The meaning of the IMDb score: 7.5 usually indicates a level of excellence equivalent to about three and a half stars from the critics. 6.0 usually indicates lukewarm watchability, comparable to approximately two and a half stars from the critics. The fives are generally not worthwhile unless they are really your kind of material, equivalent to about a two star rating from the critics, or a C- from our system. Films rated below five are generally awful even if you like that kind of film - this score is roughly equivalent to one and a half stars from the critics or a D on our scale. (Possibly even less, depending on just how far below five the rating is.

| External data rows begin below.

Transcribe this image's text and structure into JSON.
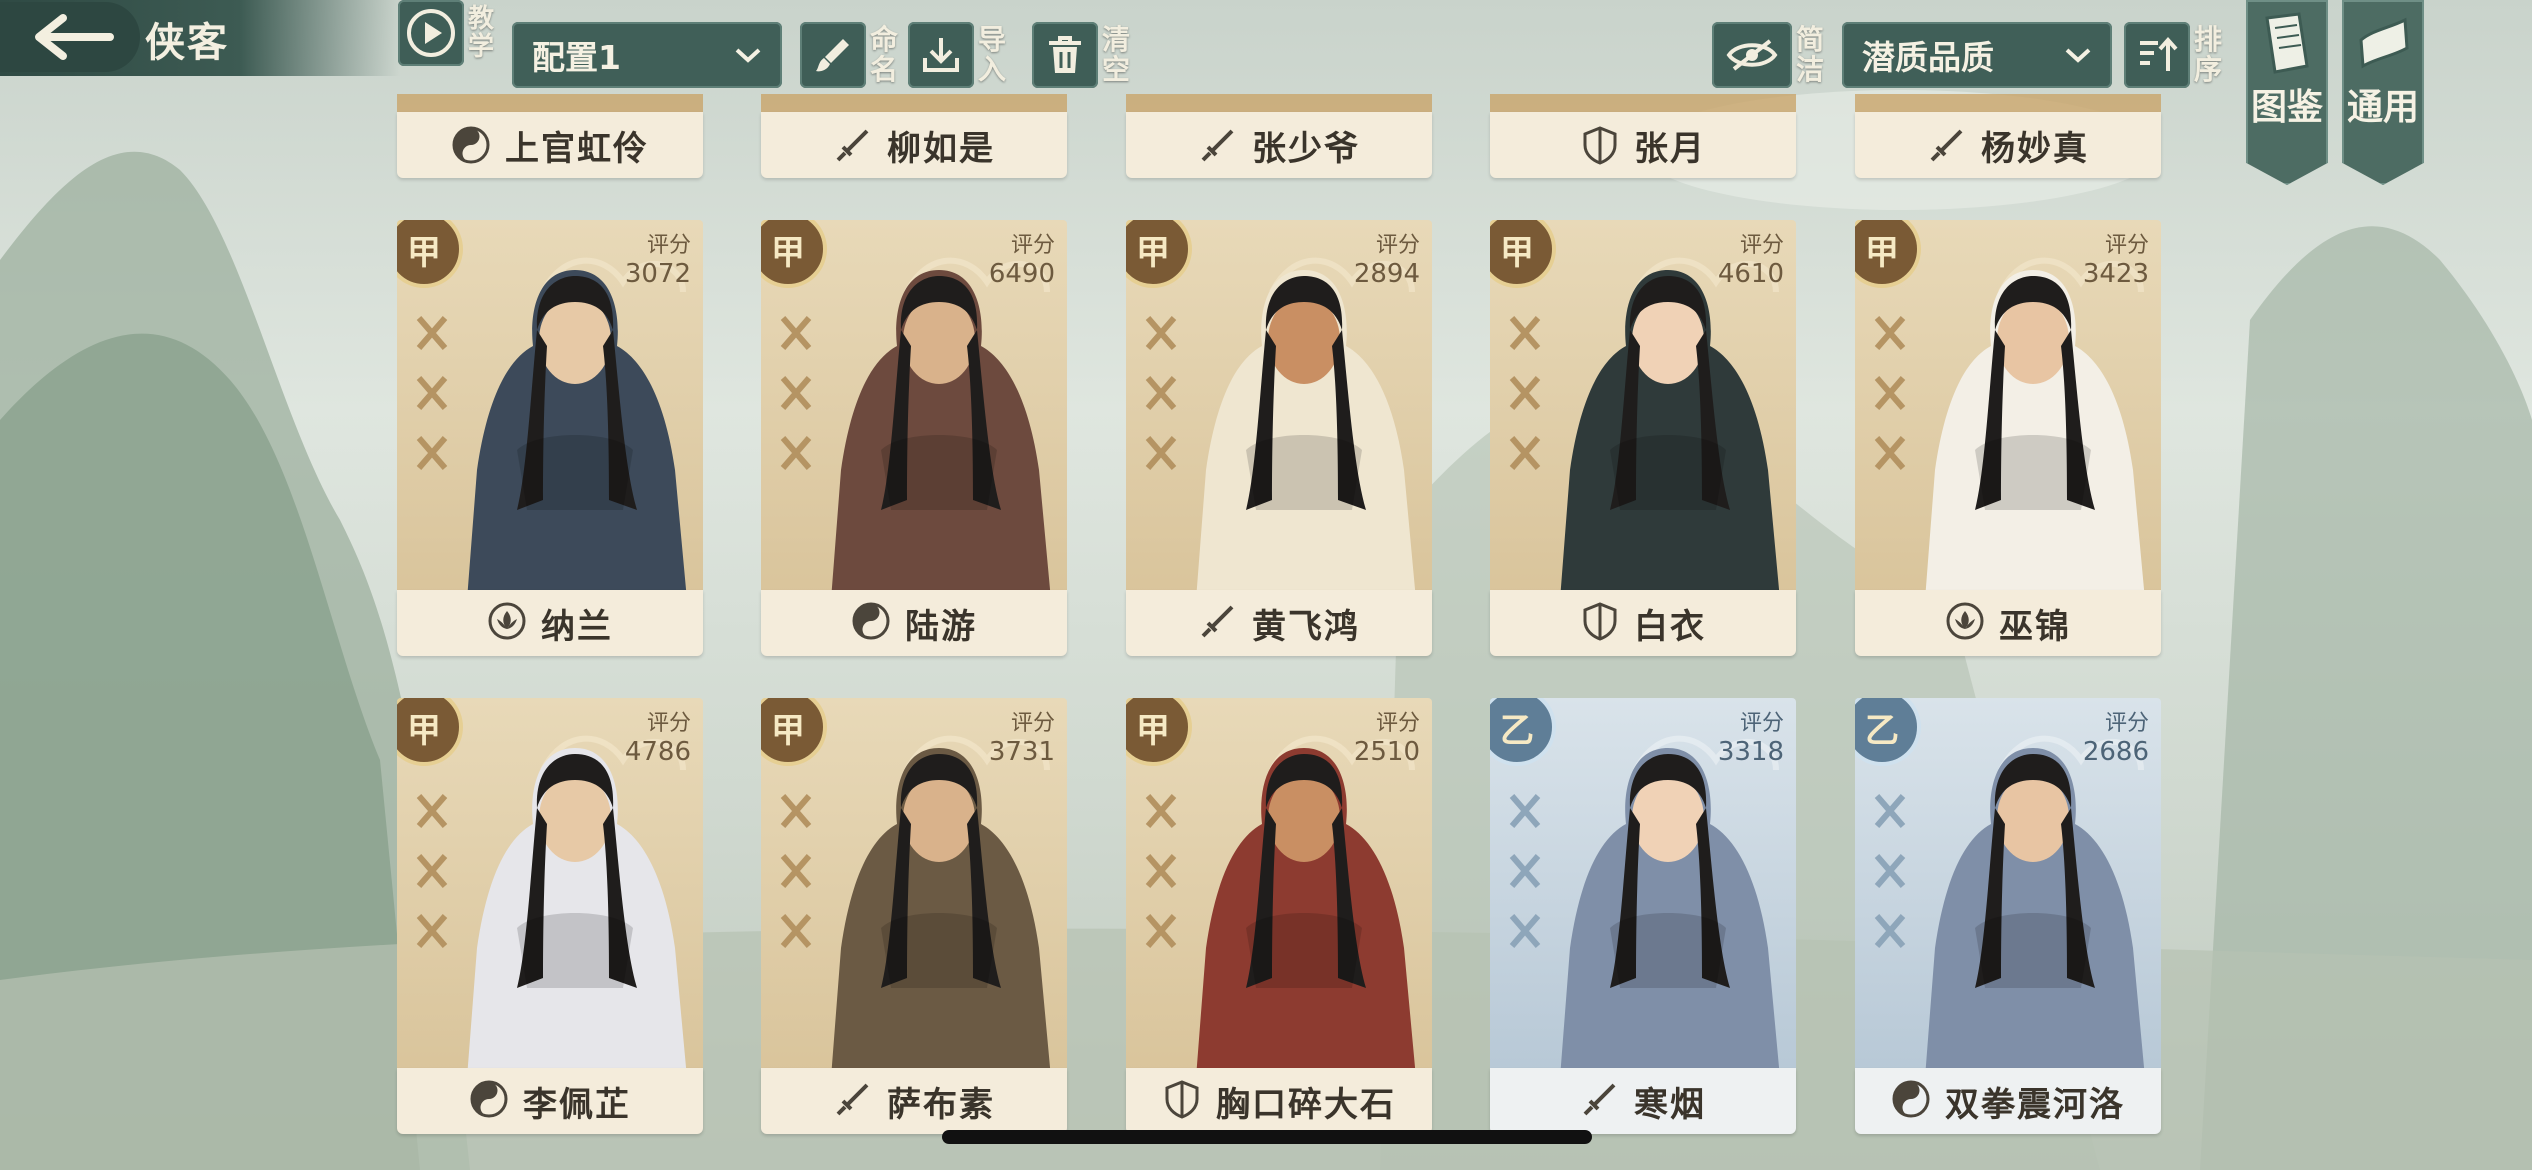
{
  "header": {
    "title": "侠客",
    "tutorial_label": "教学",
    "config_select": "配置1",
    "rename_label": "命名",
    "import_label": "导入",
    "clear_label": "清空",
    "simple_label": "简洁",
    "sort_select": "潜质品质",
    "sort_label": "排序"
  },
  "side_tabs": [
    {
      "label": "图鉴"
    },
    {
      "label": "通用"
    }
  ],
  "top_row": [
    {
      "name": "上官虹伶",
      "sect_icon": "yin-yang-icon"
    },
    {
      "name": "柳如是",
      "sect_icon": "sword-icon"
    },
    {
      "name": "张少爷",
      "sect_icon": "sword-icon"
    },
    {
      "name": "张月",
      "sect_icon": "shield-icon"
    },
    {
      "name": "杨妙真",
      "sect_icon": "sword-icon"
    }
  ],
  "cards": [
    {
      "grade": "甲",
      "score_label": "评分",
      "score": "3072",
      "name": "纳兰",
      "sect_icon": "lotus-icon",
      "tier": "gold"
    },
    {
      "grade": "甲",
      "score_label": "评分",
      "score": "6490",
      "name": "陆游",
      "sect_icon": "yin-yang-icon",
      "tier": "gold"
    },
    {
      "grade": "甲",
      "score_label": "评分",
      "score": "2894",
      "name": "黄飞鸿",
      "sect_icon": "sword-icon",
      "tier": "gold"
    },
    {
      "grade": "甲",
      "score_label": "评分",
      "score": "4610",
      "name": "白衣",
      "sect_icon": "shield-icon",
      "tier": "gold"
    },
    {
      "grade": "甲",
      "score_label": "评分",
      "score": "3423",
      "name": "巫锦",
      "sect_icon": "lotus-icon",
      "tier": "gold"
    },
    {
      "grade": "甲",
      "score_label": "评分",
      "score": "4786",
      "name": "李佩芷",
      "sect_icon": "yin-yang-icon",
      "tier": "gold"
    },
    {
      "grade": "甲",
      "score_label": "评分",
      "score": "3731",
      "name": "萨布素",
      "sect_icon": "sword-icon",
      "tier": "gold"
    },
    {
      "grade": "甲",
      "score_label": "评分",
      "score": "2510",
      "name": "胸口碎大石",
      "sect_icon": "shield-icon",
      "tier": "gold"
    },
    {
      "grade": "乙",
      "score_label": "评分",
      "score": "3318",
      "name": "寒烟",
      "sect_icon": "sword-icon",
      "tier": "blue"
    },
    {
      "grade": "乙",
      "score_label": "评分",
      "score": "2686",
      "name": "双拳震河洛",
      "sect_icon": "yin-yang-icon",
      "tier": "blue"
    }
  ],
  "colors": {
    "gold_card": "#d9c49b",
    "blue_card": "#b7c8d6",
    "toolbar": "#405f58",
    "gold_grade": "#7a5a35",
    "blue_grade": "#5f7e97"
  }
}
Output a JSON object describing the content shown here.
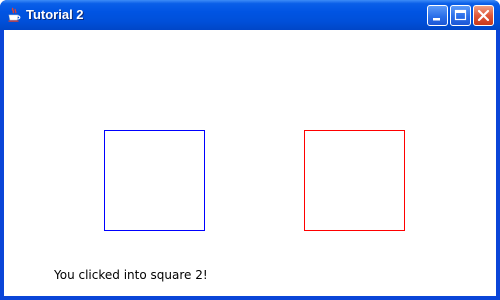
{
  "window": {
    "title": "Tutorial 2",
    "app_icon": "java-coffee-cup-icon",
    "controls": {
      "minimize_icon": "minimize-icon",
      "maximize_icon": "maximize-icon",
      "close_icon": "close-icon"
    }
  },
  "canvas": {
    "squares": [
      {
        "id": 1,
        "border_color": "#0000ff"
      },
      {
        "id": 2,
        "border_color": "#ff0000"
      }
    ],
    "status": "You clicked into square 2!"
  },
  "colors": {
    "titlebar": "#0054e3",
    "close_button": "#e0583a",
    "client_background": "#ffffff"
  }
}
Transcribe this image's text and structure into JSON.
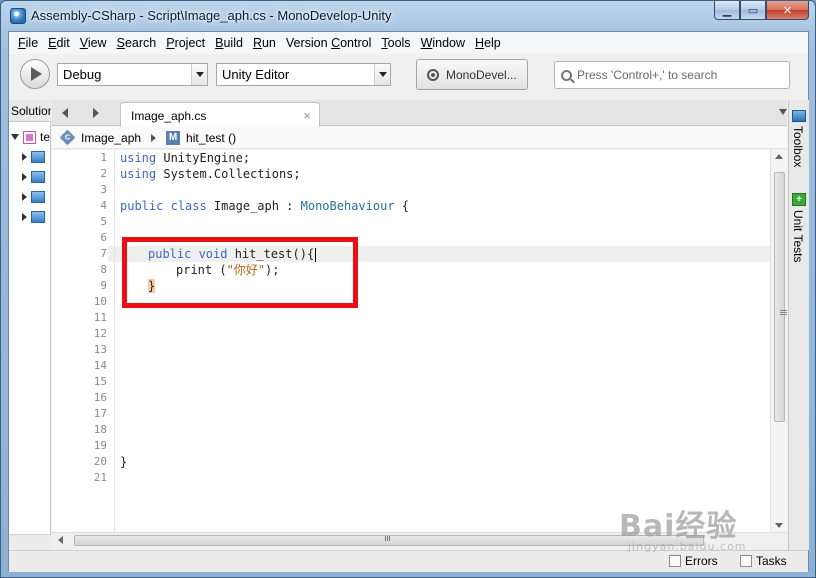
{
  "window": {
    "title": "Assembly-CSharp - Script\\Image_aph.cs - MonoDevelop-Unity"
  },
  "menu": [
    {
      "pre": "",
      "key": "F",
      "post": "ile"
    },
    {
      "pre": "",
      "key": "E",
      "post": "dit"
    },
    {
      "pre": "",
      "key": "V",
      "post": "iew"
    },
    {
      "pre": "",
      "key": "S",
      "post": "earch"
    },
    {
      "pre": "",
      "key": "P",
      "post": "roject"
    },
    {
      "pre": "",
      "key": "B",
      "post": "uild"
    },
    {
      "pre": "",
      "key": "R",
      "post": "un"
    },
    {
      "pre": "Version ",
      "key": "C",
      "post": "ontrol"
    },
    {
      "pre": "",
      "key": "T",
      "post": "ools"
    },
    {
      "pre": "",
      "key": "W",
      "post": "indow"
    },
    {
      "pre": "",
      "key": "H",
      "post": "elp"
    }
  ],
  "toolbar": {
    "config": "Debug",
    "target": "Unity Editor",
    "mono_button": "MonoDevel...",
    "search_placeholder": "Press 'Control+,' to search"
  },
  "solution": {
    "tab_label": "Solution",
    "root_label": "te"
  },
  "doc_tab": {
    "label": "Image_aph.cs",
    "close": "×"
  },
  "breadcrumb": {
    "class_name": "Image_aph",
    "method_name": "hit_test ()",
    "method_badge": "M",
    "class_badge": "C"
  },
  "editor": {
    "line_numbers": [
      "1",
      "2",
      "3",
      "4",
      "5",
      "6",
      "7",
      "8",
      "9",
      "10",
      "11",
      "12",
      "13",
      "14",
      "15",
      "16",
      "17",
      "18",
      "19",
      "20",
      "21"
    ],
    "lines": {
      "l1_kw": "using",
      "l1_rest": " UnityEngine;",
      "l2_kw": "using",
      "l2_rest": " System.Collections;",
      "l4_kw": "public class",
      "l4_name": " Image_aph : ",
      "l4_base": "MonoBehaviour",
      "l4_rest": " {",
      "l7_kw": "public void",
      "l7_rest": " hit_test(){",
      "l8_pre": "print (",
      "l8_str": "\"你好\"",
      "l8_post": ");",
      "l9": "}",
      "l20": "}"
    }
  },
  "right_pads": {
    "toolbox": "Toolbox",
    "unit_tests": "Unit Tests"
  },
  "status": {
    "errors": "Errors",
    "tasks": "Tasks"
  },
  "watermark": {
    "main": "Bai经验",
    "sub": "jingyan.baidu.com"
  },
  "colors": {
    "highlight_box": "#ea0f14",
    "keyword": "#3b68c7",
    "string": "#b56414"
  }
}
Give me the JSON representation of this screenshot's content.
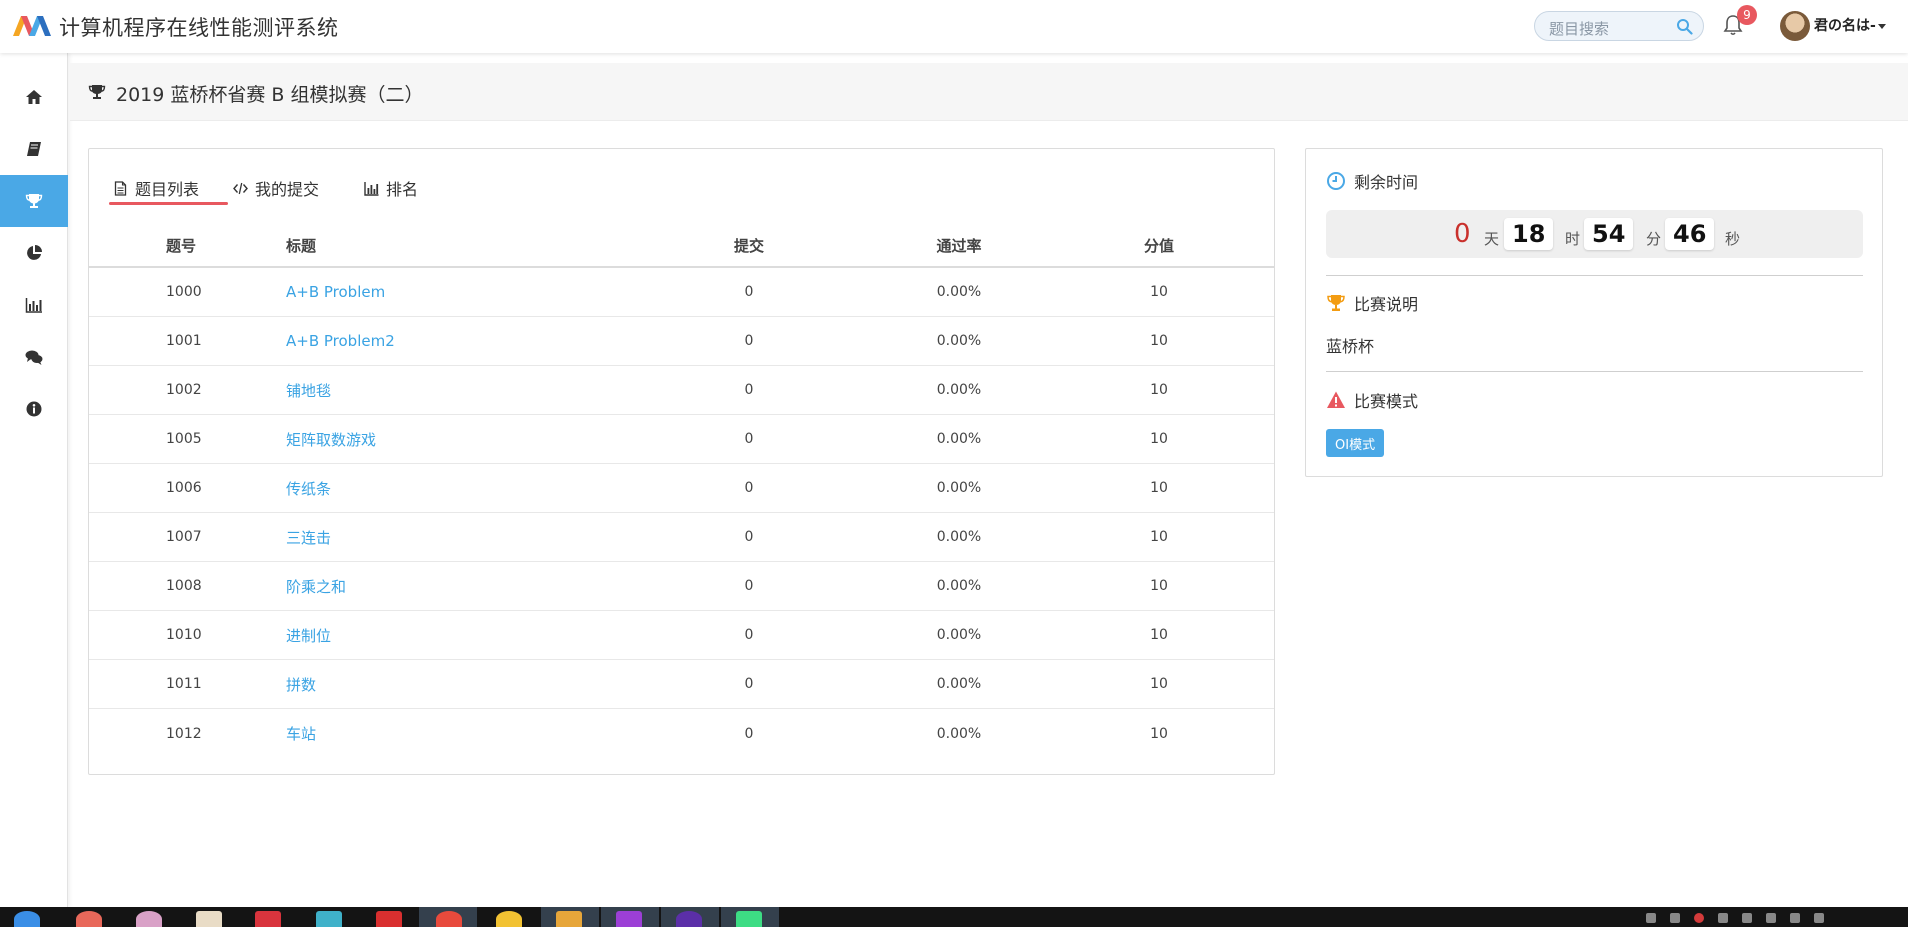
{
  "app": {
    "title": "计算机程序在线性能测评系统",
    "accent_color": "#4aa8e6",
    "logo_icon": "mountain-logo"
  },
  "header": {
    "search_placeholder": "题目搜索",
    "notification_count": "9",
    "username": "君の名は-"
  },
  "sidebar": {
    "items": [
      {
        "icon": "home-icon",
        "active": false
      },
      {
        "icon": "book-icon",
        "active": false
      },
      {
        "icon": "trophy-icon",
        "active": true
      },
      {
        "icon": "pie-chart-icon",
        "active": false
      },
      {
        "icon": "bar-chart-icon",
        "active": false
      },
      {
        "icon": "comments-icon",
        "active": false
      },
      {
        "icon": "info-icon",
        "active": false
      }
    ]
  },
  "contest": {
    "title": "2019 蓝桥杯省赛 B 组模拟赛（二）"
  },
  "tabs": [
    {
      "label": "题目列表",
      "icon": "file-text-icon",
      "active": true
    },
    {
      "label": "我的提交",
      "icon": "code-icon",
      "active": false
    },
    {
      "label": "排名",
      "icon": "bar-chart-icon",
      "active": false
    }
  ],
  "table": {
    "headers": {
      "id": "题号",
      "title": "标题",
      "submissions": "提交",
      "pass_rate": "通过率",
      "score": "分值"
    },
    "rows": [
      {
        "id": "1000",
        "title": "A+B Problem",
        "submissions": "0",
        "pass_rate": "0.00%",
        "score": "10"
      },
      {
        "id": "1001",
        "title": "A+B Problem2",
        "submissions": "0",
        "pass_rate": "0.00%",
        "score": "10"
      },
      {
        "id": "1002",
        "title": "铺地毯",
        "submissions": "0",
        "pass_rate": "0.00%",
        "score": "10"
      },
      {
        "id": "1005",
        "title": "矩阵取数游戏",
        "submissions": "0",
        "pass_rate": "0.00%",
        "score": "10"
      },
      {
        "id": "1006",
        "title": "传纸条",
        "submissions": "0",
        "pass_rate": "0.00%",
        "score": "10"
      },
      {
        "id": "1007",
        "title": "三连击",
        "submissions": "0",
        "pass_rate": "0.00%",
        "score": "10"
      },
      {
        "id": "1008",
        "title": "阶乘之和",
        "submissions": "0",
        "pass_rate": "0.00%",
        "score": "10"
      },
      {
        "id": "1010",
        "title": "进制位",
        "submissions": "0",
        "pass_rate": "0.00%",
        "score": "10"
      },
      {
        "id": "1011",
        "title": "拼数",
        "submissions": "0",
        "pass_rate": "0.00%",
        "score": "10"
      },
      {
        "id": "1012",
        "title": "车站",
        "submissions": "0",
        "pass_rate": "0.00%",
        "score": "10"
      }
    ]
  },
  "side_panel": {
    "remaining_label": "剩余时间",
    "countdown": {
      "days": "0",
      "days_unit": "天",
      "hours": "18",
      "hours_unit": "时",
      "minutes": "54",
      "minutes_unit": "分",
      "seconds": "46",
      "seconds_unit": "秒"
    },
    "description_label": "比赛说明",
    "description": "蓝桥杯",
    "mode_label": "比赛模式",
    "mode_badge": "OI模式"
  }
}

My own guideline: A means the movie is so good it will appeal to you even if you hate the genre. B means the movie is not good enough to win you over if you hate the genre, but is good enough to do so if you have an open mind about this type of film. C means it will only appeal to genre addicts, and has no crossover appeal. (C+ means it has no crossover appeal, but will be considered excellent by genre fans, while C- indicates that it we found it to be a poor movie although genre addicts find it watchable). D means you'll hate it even if you like the genre. E means that you'll hate it even if you love the genre. F means that the film is not only unappealing across-the-board, but technically inept as well. Any film rated C- or better is recommended for fans of that type of film. Any film rated B- or better is recommended for just about anyone. We don't score films below C- that often, because we like movies and we think that most of them have at least a solid niche audience. Now that you know that, you should have serious reservations about any movie below C-.

Based on this description, this is a D+. Amateur acting and zero production values screw up a halfway decent script. Would have been a C with a decent cast and a few more light bulbs.